Sculpter à coup de draps et de résine

Après être passées à New York, Toronto et San Salvador, les œuvres de Grégoire Ferland se retrouvent maintenant à la Maison des arts et de la culture de Brompton. L’artiste sculpteur, peintre et poète dévoile Tegumentum, sa nouvelle exposition qui regroupe ses trois médiums fétiches.

Le mot latin tegumentum, qui signifie « ce qui couvre ou ce qui enveloppe », a été exploité par l’artiste, qui s’est inspiré de la peau pour monter son exposition. « On sait le rôle que joue la peau chez l’être humain, décrit-il. C’est la présence, notre rapport à l’autre. C’est notre première approche. Si on enlève la peau, ça ne marche plus, on a un choc. »

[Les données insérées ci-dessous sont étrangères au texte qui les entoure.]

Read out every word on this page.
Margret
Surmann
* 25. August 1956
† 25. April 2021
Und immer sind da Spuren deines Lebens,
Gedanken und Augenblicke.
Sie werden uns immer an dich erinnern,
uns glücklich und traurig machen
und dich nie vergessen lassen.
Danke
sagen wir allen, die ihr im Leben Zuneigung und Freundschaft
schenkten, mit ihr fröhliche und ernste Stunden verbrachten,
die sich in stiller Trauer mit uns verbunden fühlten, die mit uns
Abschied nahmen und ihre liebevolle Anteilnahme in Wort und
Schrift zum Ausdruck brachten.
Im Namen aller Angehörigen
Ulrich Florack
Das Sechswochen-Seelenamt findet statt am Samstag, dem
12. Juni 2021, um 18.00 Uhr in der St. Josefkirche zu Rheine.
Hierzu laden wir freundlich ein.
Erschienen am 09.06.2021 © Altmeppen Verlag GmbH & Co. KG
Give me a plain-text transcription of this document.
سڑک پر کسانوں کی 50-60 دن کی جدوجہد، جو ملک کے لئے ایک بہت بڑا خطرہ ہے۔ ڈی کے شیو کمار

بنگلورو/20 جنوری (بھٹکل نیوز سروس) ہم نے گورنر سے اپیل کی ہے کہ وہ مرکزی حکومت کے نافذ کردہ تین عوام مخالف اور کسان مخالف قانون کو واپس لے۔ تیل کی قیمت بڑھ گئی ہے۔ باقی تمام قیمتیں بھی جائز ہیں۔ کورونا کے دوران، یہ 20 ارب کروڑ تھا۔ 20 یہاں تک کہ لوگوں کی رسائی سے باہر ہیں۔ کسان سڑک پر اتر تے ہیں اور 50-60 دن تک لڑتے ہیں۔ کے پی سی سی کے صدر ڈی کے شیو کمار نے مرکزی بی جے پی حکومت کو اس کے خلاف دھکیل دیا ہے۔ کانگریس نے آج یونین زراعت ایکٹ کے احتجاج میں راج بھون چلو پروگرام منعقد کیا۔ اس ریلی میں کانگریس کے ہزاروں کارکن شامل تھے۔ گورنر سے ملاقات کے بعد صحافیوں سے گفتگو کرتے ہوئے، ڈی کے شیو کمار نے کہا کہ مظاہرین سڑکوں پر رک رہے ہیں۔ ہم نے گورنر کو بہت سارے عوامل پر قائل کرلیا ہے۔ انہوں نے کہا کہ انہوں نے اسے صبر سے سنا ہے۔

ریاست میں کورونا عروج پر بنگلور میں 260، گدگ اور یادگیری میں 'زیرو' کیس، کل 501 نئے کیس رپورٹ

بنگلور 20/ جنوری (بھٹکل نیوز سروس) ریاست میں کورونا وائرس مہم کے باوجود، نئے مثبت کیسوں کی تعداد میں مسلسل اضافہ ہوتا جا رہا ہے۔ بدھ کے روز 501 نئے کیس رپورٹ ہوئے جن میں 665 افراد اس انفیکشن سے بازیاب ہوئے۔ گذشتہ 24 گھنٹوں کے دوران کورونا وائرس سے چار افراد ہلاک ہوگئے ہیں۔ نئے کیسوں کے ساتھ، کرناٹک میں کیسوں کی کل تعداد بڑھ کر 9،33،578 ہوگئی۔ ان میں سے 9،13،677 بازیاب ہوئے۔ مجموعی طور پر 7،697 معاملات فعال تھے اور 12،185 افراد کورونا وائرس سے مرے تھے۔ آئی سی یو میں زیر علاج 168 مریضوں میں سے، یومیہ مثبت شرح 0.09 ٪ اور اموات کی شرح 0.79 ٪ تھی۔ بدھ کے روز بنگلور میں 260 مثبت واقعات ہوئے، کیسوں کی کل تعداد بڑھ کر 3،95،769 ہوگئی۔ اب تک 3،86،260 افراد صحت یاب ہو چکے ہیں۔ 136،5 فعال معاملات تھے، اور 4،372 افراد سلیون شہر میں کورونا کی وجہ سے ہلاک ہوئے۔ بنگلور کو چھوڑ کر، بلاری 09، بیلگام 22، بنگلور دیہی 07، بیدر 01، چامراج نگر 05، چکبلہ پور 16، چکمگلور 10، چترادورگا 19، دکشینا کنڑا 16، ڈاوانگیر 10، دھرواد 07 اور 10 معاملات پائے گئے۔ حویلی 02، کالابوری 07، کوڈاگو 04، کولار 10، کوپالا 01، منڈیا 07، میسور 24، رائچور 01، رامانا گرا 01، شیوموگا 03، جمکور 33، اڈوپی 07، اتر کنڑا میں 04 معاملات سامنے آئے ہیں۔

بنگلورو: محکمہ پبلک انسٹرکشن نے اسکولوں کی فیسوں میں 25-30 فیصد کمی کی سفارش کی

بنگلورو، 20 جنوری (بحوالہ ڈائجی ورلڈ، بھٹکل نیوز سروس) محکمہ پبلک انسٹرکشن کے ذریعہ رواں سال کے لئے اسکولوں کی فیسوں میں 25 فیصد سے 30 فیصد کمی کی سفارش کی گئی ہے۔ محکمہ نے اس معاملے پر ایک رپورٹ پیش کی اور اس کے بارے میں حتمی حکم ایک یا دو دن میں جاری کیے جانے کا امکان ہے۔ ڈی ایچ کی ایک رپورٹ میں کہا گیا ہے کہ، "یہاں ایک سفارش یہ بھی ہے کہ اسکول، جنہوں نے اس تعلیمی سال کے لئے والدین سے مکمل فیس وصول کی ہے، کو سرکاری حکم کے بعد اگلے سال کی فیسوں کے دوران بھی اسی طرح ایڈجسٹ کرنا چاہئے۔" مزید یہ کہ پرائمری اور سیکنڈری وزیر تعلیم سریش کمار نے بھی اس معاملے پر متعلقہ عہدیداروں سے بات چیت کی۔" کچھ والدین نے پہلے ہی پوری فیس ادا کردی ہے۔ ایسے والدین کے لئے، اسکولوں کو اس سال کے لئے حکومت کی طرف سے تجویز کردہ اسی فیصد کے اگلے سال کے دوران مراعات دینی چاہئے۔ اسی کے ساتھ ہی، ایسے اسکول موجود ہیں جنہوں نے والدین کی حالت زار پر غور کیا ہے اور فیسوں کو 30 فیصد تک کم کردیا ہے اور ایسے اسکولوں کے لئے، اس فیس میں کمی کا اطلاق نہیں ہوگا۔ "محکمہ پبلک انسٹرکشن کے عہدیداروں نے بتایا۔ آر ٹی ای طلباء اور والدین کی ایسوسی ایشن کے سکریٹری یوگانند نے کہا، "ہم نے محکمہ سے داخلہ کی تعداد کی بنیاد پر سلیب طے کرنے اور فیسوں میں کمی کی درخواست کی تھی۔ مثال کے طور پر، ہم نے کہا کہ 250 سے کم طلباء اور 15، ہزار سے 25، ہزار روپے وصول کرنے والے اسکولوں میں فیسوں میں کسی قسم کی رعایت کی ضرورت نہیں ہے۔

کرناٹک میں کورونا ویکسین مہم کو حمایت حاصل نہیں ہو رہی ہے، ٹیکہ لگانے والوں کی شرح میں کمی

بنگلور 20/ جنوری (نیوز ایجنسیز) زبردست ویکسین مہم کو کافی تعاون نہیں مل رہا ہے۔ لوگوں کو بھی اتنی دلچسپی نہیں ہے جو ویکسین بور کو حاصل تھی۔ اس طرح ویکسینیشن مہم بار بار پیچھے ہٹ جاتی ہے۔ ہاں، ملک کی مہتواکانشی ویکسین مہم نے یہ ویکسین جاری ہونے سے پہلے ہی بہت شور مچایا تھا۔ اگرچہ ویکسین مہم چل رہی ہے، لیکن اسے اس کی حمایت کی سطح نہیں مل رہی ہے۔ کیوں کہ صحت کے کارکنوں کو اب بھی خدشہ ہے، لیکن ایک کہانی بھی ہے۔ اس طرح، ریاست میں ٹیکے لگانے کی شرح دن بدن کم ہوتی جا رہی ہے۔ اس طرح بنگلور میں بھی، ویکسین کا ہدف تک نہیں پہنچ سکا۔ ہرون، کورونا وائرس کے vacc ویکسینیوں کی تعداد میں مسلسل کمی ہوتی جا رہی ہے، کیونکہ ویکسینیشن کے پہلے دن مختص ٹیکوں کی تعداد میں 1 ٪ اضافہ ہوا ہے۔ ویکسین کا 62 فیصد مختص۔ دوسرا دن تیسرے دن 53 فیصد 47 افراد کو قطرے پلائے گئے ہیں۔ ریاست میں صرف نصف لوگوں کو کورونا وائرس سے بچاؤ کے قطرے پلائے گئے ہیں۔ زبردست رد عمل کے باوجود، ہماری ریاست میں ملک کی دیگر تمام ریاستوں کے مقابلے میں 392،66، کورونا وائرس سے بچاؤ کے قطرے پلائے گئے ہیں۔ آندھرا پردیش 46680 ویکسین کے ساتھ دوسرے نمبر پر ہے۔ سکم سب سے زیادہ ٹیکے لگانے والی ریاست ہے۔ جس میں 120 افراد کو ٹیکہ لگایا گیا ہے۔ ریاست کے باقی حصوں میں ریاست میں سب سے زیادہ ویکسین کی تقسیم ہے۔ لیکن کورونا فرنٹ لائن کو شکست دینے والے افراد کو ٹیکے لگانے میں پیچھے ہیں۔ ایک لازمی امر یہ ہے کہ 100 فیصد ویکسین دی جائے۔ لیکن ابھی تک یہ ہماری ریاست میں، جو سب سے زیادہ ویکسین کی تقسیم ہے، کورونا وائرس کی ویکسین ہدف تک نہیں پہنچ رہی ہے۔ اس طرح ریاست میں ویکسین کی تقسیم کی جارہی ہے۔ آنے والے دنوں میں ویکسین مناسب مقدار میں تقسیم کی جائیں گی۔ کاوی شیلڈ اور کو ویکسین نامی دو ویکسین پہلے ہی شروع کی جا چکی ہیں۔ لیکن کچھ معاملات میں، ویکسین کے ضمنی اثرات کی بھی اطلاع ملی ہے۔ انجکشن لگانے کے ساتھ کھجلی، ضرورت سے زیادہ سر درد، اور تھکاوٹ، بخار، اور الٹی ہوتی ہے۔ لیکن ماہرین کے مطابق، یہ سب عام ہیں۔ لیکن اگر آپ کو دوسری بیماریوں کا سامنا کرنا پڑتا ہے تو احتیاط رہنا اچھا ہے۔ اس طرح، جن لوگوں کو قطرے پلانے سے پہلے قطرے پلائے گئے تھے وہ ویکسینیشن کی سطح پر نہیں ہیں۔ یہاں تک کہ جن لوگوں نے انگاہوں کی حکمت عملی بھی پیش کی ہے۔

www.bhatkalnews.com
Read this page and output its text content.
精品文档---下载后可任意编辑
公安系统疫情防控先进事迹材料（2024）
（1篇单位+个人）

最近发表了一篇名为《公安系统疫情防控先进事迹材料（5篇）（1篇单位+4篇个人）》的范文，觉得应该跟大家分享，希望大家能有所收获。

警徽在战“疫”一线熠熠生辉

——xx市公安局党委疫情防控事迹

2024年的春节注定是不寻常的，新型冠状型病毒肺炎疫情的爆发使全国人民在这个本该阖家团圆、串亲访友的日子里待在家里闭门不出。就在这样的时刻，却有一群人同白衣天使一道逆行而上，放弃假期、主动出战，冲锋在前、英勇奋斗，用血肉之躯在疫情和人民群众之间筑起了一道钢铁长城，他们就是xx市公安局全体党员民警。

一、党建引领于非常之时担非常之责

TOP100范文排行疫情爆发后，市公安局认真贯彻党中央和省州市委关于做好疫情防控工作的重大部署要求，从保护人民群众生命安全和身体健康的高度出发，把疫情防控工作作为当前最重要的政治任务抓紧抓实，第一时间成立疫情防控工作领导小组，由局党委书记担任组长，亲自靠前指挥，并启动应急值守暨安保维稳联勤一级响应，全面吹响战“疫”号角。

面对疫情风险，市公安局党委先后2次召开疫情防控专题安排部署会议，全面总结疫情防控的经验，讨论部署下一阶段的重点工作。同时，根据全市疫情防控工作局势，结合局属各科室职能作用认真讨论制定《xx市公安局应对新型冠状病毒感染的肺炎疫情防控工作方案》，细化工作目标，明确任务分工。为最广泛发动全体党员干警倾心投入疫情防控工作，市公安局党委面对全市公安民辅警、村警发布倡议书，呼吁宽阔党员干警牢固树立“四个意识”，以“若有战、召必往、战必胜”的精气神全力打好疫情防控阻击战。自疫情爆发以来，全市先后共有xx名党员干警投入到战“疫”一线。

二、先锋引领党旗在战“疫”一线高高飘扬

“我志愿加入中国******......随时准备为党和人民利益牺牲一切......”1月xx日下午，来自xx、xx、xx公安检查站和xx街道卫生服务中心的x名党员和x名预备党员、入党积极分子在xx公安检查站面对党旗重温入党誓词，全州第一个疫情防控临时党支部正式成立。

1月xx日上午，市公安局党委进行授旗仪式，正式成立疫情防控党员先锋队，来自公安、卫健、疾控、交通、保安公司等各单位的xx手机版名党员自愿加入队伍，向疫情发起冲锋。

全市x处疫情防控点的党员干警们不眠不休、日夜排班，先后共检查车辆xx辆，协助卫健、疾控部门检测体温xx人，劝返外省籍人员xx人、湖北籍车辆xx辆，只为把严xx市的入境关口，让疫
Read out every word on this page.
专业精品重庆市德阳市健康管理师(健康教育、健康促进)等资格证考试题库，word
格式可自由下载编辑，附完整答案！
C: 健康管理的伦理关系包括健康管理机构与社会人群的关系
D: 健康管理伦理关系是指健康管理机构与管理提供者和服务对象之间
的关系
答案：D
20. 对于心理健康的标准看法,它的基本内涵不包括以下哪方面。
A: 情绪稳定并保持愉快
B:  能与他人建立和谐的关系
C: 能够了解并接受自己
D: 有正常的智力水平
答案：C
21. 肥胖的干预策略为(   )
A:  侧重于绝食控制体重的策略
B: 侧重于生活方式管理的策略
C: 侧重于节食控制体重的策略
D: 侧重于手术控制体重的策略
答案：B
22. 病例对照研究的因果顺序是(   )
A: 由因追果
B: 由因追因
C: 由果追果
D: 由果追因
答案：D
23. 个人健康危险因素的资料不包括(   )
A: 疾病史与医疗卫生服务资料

Que pense-t-il de son exposition? « C’est complet. Travailler avec une équipe, c’est intéressant. En même temps, une exposition, c’est de sortir de l’atelier. On ne peut pas faire un montage dans l’atelier. On ne voit pas les œuvres, on fait une peinture et elle s’en va en arrière ou dans un coin. L’exposition offre la possibilité de les sortir et les mettre dans un monde. Pour l’artiste, c’est une découverte. Les œuvres se parlent entre elles », analyse le natif de Saints-Anges.

S’il sculpte habituellement le métal, M. Ferland a changé de matériaux pour cette exposition. « C’est un gabarit de bois et ce sont des draps en coton trempés dans la résine. Ils sont essorés et drapés. Ça prend environ une douzaine d’heures avant que ça durcisse. Moi, je fais toujours ça par période. Les toiles par exemple, si je fais une série, je vais en faire 30. À 30, je suis épuisé, je n’ai plus d’énergie, j’arrête. J’ai vidé le jus et je passe à autre chose. Tu as une adrénaline, si tu la laisses tomber, tu ne la retrouveras pas », explique-t-il, ajoutant qu’une dizaine d’années de travail se retrouvent actuellement à la Maison des arts et de la culture.

Pour sculpter et peindre, M. Ferland se laisse guider par son inspiration. « Je ne travaille pas sur des dessins, je pars toujours de rien », assure l’artiste.

Celui qui habite maintenant à East Angus en est à sa première grosse exposition en Estrie. « On a regroupé différentes œuvres, de la sculpture, de la peinture et des textes et on a fait comme un montage, un scénario », résume-t-il.

« C’est un gabarit de bois et ce sont des draps en coton trempés dans la résine. Ils sont essorés et drapés », explique Grégoire Ferland.

L’exposition Tegumentum se tient jusqu’au 2 juin.